Selama Darurat Militer, kehidupan sebagai aktivis tidak menentu dan berbahaya. Anda dapat dijemput kapan saja dan menghilang begitu saja. Hidup kami tidak teratur dan ada hari-hari dan minggu-minggu dimana kami tidak bertemu satu sama lain. Keadaan menjadi semakin rumit ketika Julia lahir. Sungguh menegangkan ketika kami berdua ditangkap dan Julia harus tinggal terpisah dari kami bersama mertua saya. Ini bukan saat yang tepat untuk memulai dan membesarkan sebuah keluarga. Saya pikir Julia masih membawa trauma hidup di tahun-tahun kelam itu.

Rappler: Menurut Anda, bagaimana tahun-tahun tersebut membentuk pertumbuhan Anda sebagai individu dan pasangan?

Tanpa kerja kami sebagai pengorganisir komunitas, anggota serikat pekerja, dan aktivis anti-kediktatoran, kami tidak akan mendedikasikan hidup kami terlebih dahulu sebagai pekerja pembangunan, kemudian sebagai pegawai negeri, dan akhirnya sebagai politisi.

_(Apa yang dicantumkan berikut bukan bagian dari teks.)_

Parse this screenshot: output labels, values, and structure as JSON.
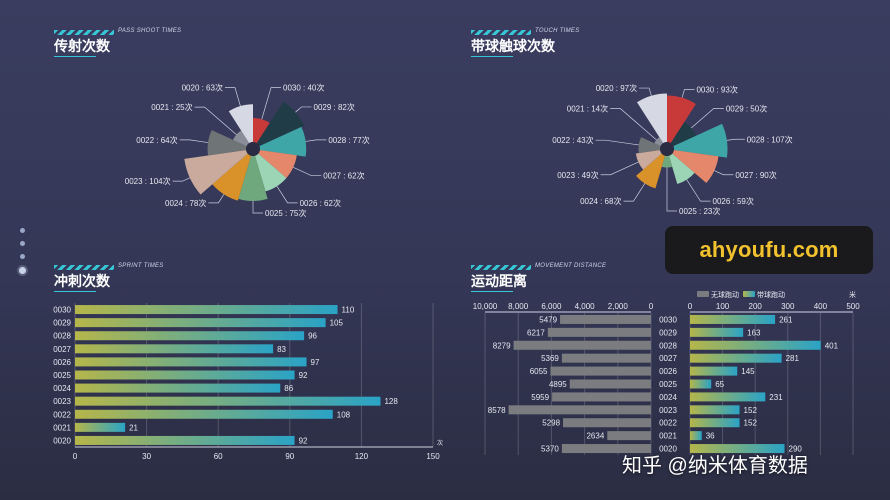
{
  "panels": {
    "shoot": {
      "title": "传射次数",
      "subtitle": "PASS SHOOT TIMES"
    },
    "touch": {
      "title": "带球触球次数",
      "subtitle": "TOUCH TIMES"
    },
    "sprint": {
      "title": "冲刺次数",
      "subtitle": "SPRINT TIMES"
    },
    "distance": {
      "title": "运动距离",
      "subtitle": "MOVEMENT DISTANCE"
    }
  },
  "watermarks": {
    "site": "ahyoufu.com",
    "zhihu": "知乎 @纳米体育数据"
  },
  "colors": {
    "players": {
      "0030": "#c8393a",
      "0029": "#1f3c47",
      "0028": "#3fa6a8",
      "0027": "#e4876a",
      "0026": "#9cd4b6",
      "0025": "#6fa87c",
      "0024": "#d9922a",
      "0023": "#c9aa9c",
      "0022": "#6f7576",
      "0021": "#8b8d99",
      "0020": "#d6d9e3"
    },
    "bar_gradient": [
      "#b5b64a",
      "#2aa3c6"
    ],
    "grey_bar": "#7b7c80",
    "accent": "#37c6d6"
  },
  "chart_data": [
    {
      "id": "shoot",
      "type": "pie",
      "variant": "rose",
      "categories": [
        "0030",
        "0029",
        "0028",
        "0027",
        "0026",
        "0025",
        "0024",
        "0023",
        "0022",
        "0021",
        "0020"
      ],
      "values": [
        40,
        82,
        77,
        62,
        62,
        75,
        78,
        104,
        64,
        25,
        63
      ],
      "labels": [
        "0030 : 40次",
        "0029 : 82次",
        "0028 : 77次",
        "0027 : 62次",
        "0026 : 62次",
        "0025 : 75次",
        "0024 : 78次",
        "0023 : 104次",
        "0022 : 64次",
        "0021 : 25次",
        "0020 : 63次"
      ]
    },
    {
      "id": "touch",
      "type": "pie",
      "variant": "rose",
      "categories": [
        "0030",
        "0029",
        "0028",
        "0027",
        "0026",
        "0025",
        "0024",
        "0023",
        "0022",
        "0021",
        "0020"
      ],
      "values": [
        93,
        50,
        107,
        90,
        59,
        23,
        68,
        49,
        43,
        14,
        97
      ],
      "labels": [
        "0030 : 93次",
        "0029 : 50次",
        "0028 : 107次",
        "0027 : 90次",
        "0026 : 59次",
        "0025 : 23次",
        "0024 : 68次",
        "0023 : 49次",
        "0022 : 43次",
        "0021 : 14次",
        "0020 : 97次"
      ]
    },
    {
      "id": "sprint",
      "type": "bar",
      "orientation": "horizontal",
      "categories": [
        "0030",
        "0029",
        "0028",
        "0027",
        "0026",
        "0025",
        "0024",
        "0023",
        "0022",
        "0021",
        "0020"
      ],
      "values": [
        110,
        105,
        96,
        83,
        97,
        92,
        86,
        128,
        108,
        21,
        92
      ],
      "xlim": [
        0,
        150
      ],
      "xticks": [
        "0",
        "30",
        "60",
        "90",
        "120",
        "150"
      ],
      "xunit": "次",
      "grid": true
    },
    {
      "id": "distance",
      "type": "bar",
      "orientation": "horizontal",
      "variant": "butterfly",
      "categories": [
        "0030",
        "0029",
        "0028",
        "0027",
        "0026",
        "0025",
        "0024",
        "0023",
        "0022",
        "0021",
        "0020"
      ],
      "legend": [
        "无球跑动",
        "带球跑动"
      ],
      "legend_position": "top",
      "series": [
        {
          "name": "无球跑动",
          "values": [
            5479,
            6217,
            8279,
            5369,
            6055,
            4895,
            5959,
            8578,
            5298,
            2634,
            5370
          ],
          "xlim": [
            0,
            10000
          ],
          "xticks": [
            "10,000",
            "8,000",
            "6,000",
            "4,000",
            "2,000",
            "0"
          ]
        },
        {
          "name": "带球跑动",
          "values": [
            261,
            163,
            401,
            281,
            145,
            65,
            231,
            152,
            152,
            36,
            290
          ],
          "xlim": [
            0,
            500
          ],
          "xticks": [
            "0",
            "100",
            "200",
            "300",
            "400",
            "500"
          ],
          "xunit": "米"
        }
      ],
      "grid": true
    }
  ]
}
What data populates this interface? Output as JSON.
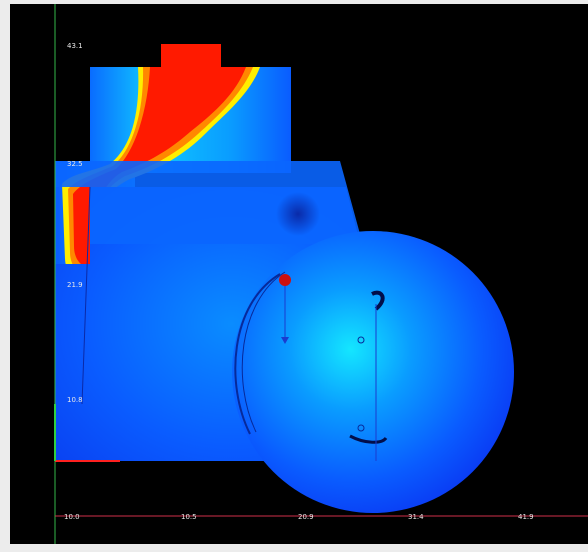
{
  "plot": {
    "y_labels": [
      "43.1",
      "32.5",
      "21.9",
      "10.8"
    ],
    "x_labels": [
      "10.0",
      "10.5",
      "20.9",
      "31.4",
      "41.9"
    ],
    "colors": {
      "background": "#000000",
      "x_axis": "#d0304a",
      "y_axis": "#34b84a",
      "field_low": "#0a3cff",
      "field_mid": "#00e5ff",
      "field_high": "#ff1a00",
      "marker": "#cc1010"
    },
    "scale": "field magnitude color map (blue low → red high)"
  }
}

Tahun-tahun tersebut mengembangkan komitmen emosional dan intelektual yang menopang kami sebagai aktivis seumur hidup. Aktivisme kami tidak pernah meninggalkan kami, bahkan ketika kami berada di pemerintahan dan politik. Namun hal ini tidak memberikan kemudahan bagi kami sebagai pegawai negeri atau politisi.

Rappler: Bertahun-tahun kemudian, pada tahun 2020 – kita sedang melalui masa yang sulit (terutama di Filipina, dan juga di dunia). Bagi sebagian orang, mungkin sulit membayangkan cinta ketika dunia di sekitar mereka sedang runtuh – apa yang membuat Anda mempercayainya meskipun berada dalam masa-masa sulit?

Jika cinta kami hanya untuk satu sama lain dan untuk keluarga muda kami dan bukan untuk kebebasan, keadilan dan demokrasi yang kami perjuangkan, hal ini tidak akan bertahan. Dan ada masa-masa sulit dan sulit ketika kita hampir ingin menyerah.

Saat Julia hadir dalam hidup kami, kami punya satu alasan lagi untuk terus berjuang. Apa yang membuat tahun-tahun sulit dan menakutkan itu berharga adalah menyaksikan keempat anak kami – Julia, Pio, Luis dan Patsy – berjuang di bidang minatnya masing-masing. – Rappler.com

Judul seri ini berasal dari cerita Rappler sebelumnya.